Privilege of Parenting says
Perhaps the unconscious is suggesting that you must work paradoxically at this juncture: following the male aspect of the self (animus) away from the social-as-work in order to connect at the animal/anima level (uniting spirit and matter in a lovely encounter). Perhaps you are not spurned so much as validated by your animus who “disappears” in order to be integrated back into you. Then you make the cold journey back, but as a more individuated being, with the warm embrace within as you find yourself passing though woods on a snowing evening with miles to go before you sleep. Later, however, you may find yourself symbolically/spiritually pregnant with something unexpected (a new creative project, a boon that seems to arrive out of the ether)—but that’s another dream, perhaps even a dream come true… although perhaps tonight, sandwiched between long periods of deep REMless rejuvenation, you may simply get to truly sleep.
Wishing you all the best in any event.
Aidan Donnelley Rowley @ Ivy League Insecurities says
Oh, I have the wackiest (and often truly disturbing) dreams while pregnant and they really do detract from the rest I think I’m getting. I have also entered that stage of being royally uncomfortable and having to pee every hour. I tell you these things because I thought you wanted to know 🙂 In all seriousness, I think this is an underexplored and very important topic – women and sleep – and applaud you for examining it (with your typical grace and wit) here.
BigLittleWolf says
I’m grinning at those recollections of the last trimester and necessary bodily functions.
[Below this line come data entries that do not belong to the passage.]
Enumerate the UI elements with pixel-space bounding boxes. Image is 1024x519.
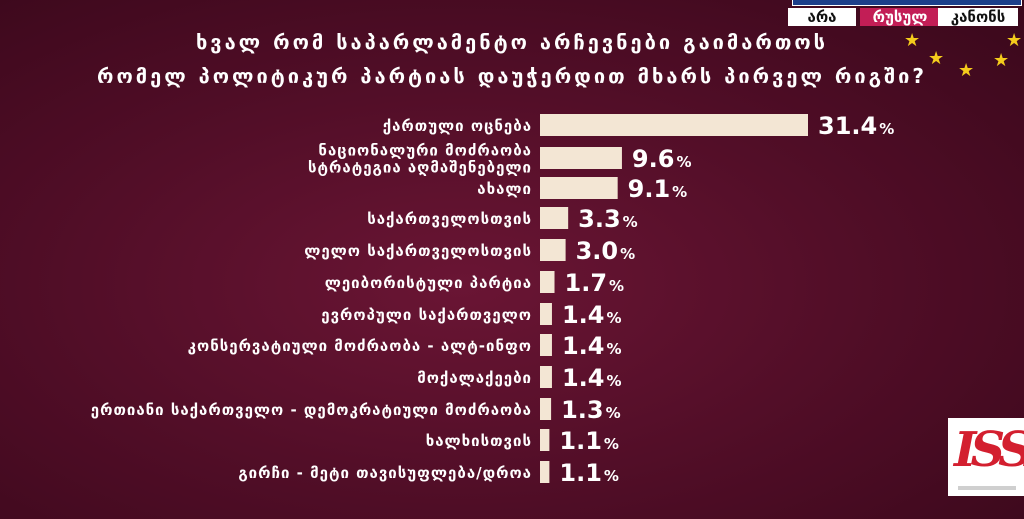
bar-7 bbox=[540, 303, 552, 325]
value-unit: % bbox=[620, 245, 635, 263]
value-number: 3.0 bbox=[576, 237, 619, 265]
category-label-9: მოქალაქეები bbox=[417, 369, 532, 387]
star-icon: ★ bbox=[1006, 30, 1023, 51]
value-unit: % bbox=[623, 213, 638, 231]
value-number: 9.1 bbox=[628, 175, 671, 203]
star-icon: ★ bbox=[928, 48, 945, 69]
category-label-8: კონსერვატიული მოძრაობა - ალტ-ინფო bbox=[188, 337, 532, 355]
bar-10 bbox=[540, 398, 552, 420]
bar-5 bbox=[540, 239, 566, 261]
badge-kanoni: კანონს bbox=[938, 8, 1018, 26]
value-number: 1.4 bbox=[562, 364, 605, 392]
issa-logo-mark: ISSA bbox=[954, 422, 1024, 478]
category-label-5: ლელო საქართველოსთვის bbox=[304, 242, 532, 260]
bar-1 bbox=[540, 114, 808, 136]
issa-logo-subline bbox=[958, 486, 1016, 490]
value-label-5: 3.0% bbox=[576, 237, 636, 265]
value-label-12: 1.1% bbox=[559, 459, 619, 487]
value-unit: % bbox=[604, 435, 619, 453]
title-line-1: ხვალ რომ საპარლამენტო არჩევნები გაიმართო… bbox=[195, 30, 829, 54]
category-label-3: ახალი bbox=[477, 180, 532, 198]
issa-logo: ISSA bbox=[948, 418, 1024, 496]
value-label-2: 9.6% bbox=[632, 145, 692, 173]
value-number: 3.3 bbox=[578, 205, 621, 233]
value-label-4: 3.3% bbox=[578, 205, 638, 233]
category-label-line: კონსერვატიული მოძრაობა - ალტ-ინფო bbox=[188, 337, 532, 355]
category-label-1: ქართული ოცნება bbox=[383, 117, 532, 135]
value-label-11: 1.1% bbox=[559, 427, 619, 455]
category-label-line: ახალი bbox=[477, 180, 532, 198]
bar-8 bbox=[540, 334, 552, 356]
category-label-line: ევროპული საქართველო bbox=[321, 306, 532, 324]
category-label-line: ლეიბორისტული პარტია bbox=[325, 274, 532, 292]
value-label-3: 9.1% bbox=[628, 175, 688, 203]
value-unit: % bbox=[606, 372, 621, 390]
category-label-line: საქართველოსთვის bbox=[367, 210, 532, 228]
value-number: 1.1 bbox=[559, 427, 602, 455]
category-label-12: გირჩი - მეტი თავისუფლება/დროა bbox=[238, 464, 532, 482]
bar-3 bbox=[540, 177, 618, 199]
title-line-2: რომელ პოლიტიკურ პარტიას დაუჭერდით მხარს … bbox=[97, 64, 927, 88]
badge-ara: არა bbox=[788, 8, 856, 26]
channel-badges: არა რუსულ კანონს bbox=[788, 0, 1024, 32]
value-number: 1.7 bbox=[565, 269, 608, 297]
value-unit: % bbox=[604, 467, 619, 485]
badge-top-strip bbox=[792, 0, 1022, 6]
category-label-2: ნაციონალური მოძრაობა სტრატეგია აღმაშენებე… bbox=[308, 142, 532, 177]
category-label-7: ევროპული საქართველო bbox=[321, 306, 532, 324]
value-unit: % bbox=[672, 183, 687, 201]
category-label-line: მოქალაქეები bbox=[417, 369, 532, 387]
value-label-7: 1.4% bbox=[562, 301, 622, 329]
category-label-line: გირჩი - მეტი თავისუფლება/დროა bbox=[238, 464, 532, 482]
badge-rusuli: რუსულ bbox=[860, 8, 940, 26]
value-label-9: 1.4% bbox=[562, 364, 622, 392]
value-unit: % bbox=[879, 120, 894, 138]
category-label-4: საქართველოსთვის bbox=[367, 210, 532, 228]
category-label-line: ქართული ოცნება bbox=[383, 117, 532, 135]
value-unit: % bbox=[606, 340, 621, 358]
value-unit: % bbox=[606, 404, 621, 422]
bar-12 bbox=[540, 461, 550, 483]
bar-2 bbox=[540, 147, 622, 169]
bar-6 bbox=[540, 271, 555, 293]
star-icon: ★ bbox=[958, 60, 975, 81]
category-label-line: ლელო საქართველოსთვის bbox=[304, 242, 532, 260]
category-label-line: ნაციონალური მოძრაობა bbox=[318, 142, 532, 160]
value-number: 31.4 bbox=[818, 112, 877, 140]
category-label-11: ხალხისთვის bbox=[426, 432, 532, 450]
value-unit: % bbox=[606, 309, 621, 327]
bar-9 bbox=[540, 366, 552, 388]
value-number: 9.6 bbox=[632, 145, 675, 173]
value-label-6: 1.7% bbox=[565, 269, 625, 297]
value-number: 1.1 bbox=[559, 459, 602, 487]
category-label-line: სტრატეგია აღმაშენებელი bbox=[308, 159, 532, 177]
value-label-10: 1.3% bbox=[561, 396, 621, 424]
value-number: 1.3 bbox=[561, 396, 604, 424]
value-number: 1.4 bbox=[562, 332, 605, 360]
value-unit: % bbox=[609, 277, 624, 295]
value-label-1: 31.4% bbox=[818, 112, 894, 140]
star-icon: ★ bbox=[993, 50, 1010, 71]
bar-11 bbox=[540, 429, 550, 451]
value-unit: % bbox=[676, 153, 691, 171]
category-label-line: ერთიანი საქართველო - დემოკრატიული მოძრაო… bbox=[91, 401, 532, 419]
value-number: 1.4 bbox=[562, 301, 605, 329]
category-label-line: ხალხისთვის bbox=[426, 432, 532, 450]
star-icon: ★ bbox=[904, 30, 921, 51]
category-label-10: ერთიანი საქართველო - დემოკრატიული მოძრაო… bbox=[91, 401, 532, 419]
category-label-6: ლეიბორისტული პარტია bbox=[325, 274, 532, 292]
bar-4 bbox=[540, 207, 569, 229]
value-label-8: 1.4% bbox=[562, 332, 622, 360]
Oh-so-impossible to sleep! Actually, Huff Post has had a series of interesting articles on sleep, and in particular the issues for women. Something I’m following with interest. (Are you writing down your dreams? Sometimes it’s interesting to come back and revisit them.)
Rudri says
I have trouble sleeping because my daughter wakes me up in the middle of the night for some reason. I lie awake thinking of all the worst case scenarios of anything and everything. Usually after an hour of restless thinking I fall asleep.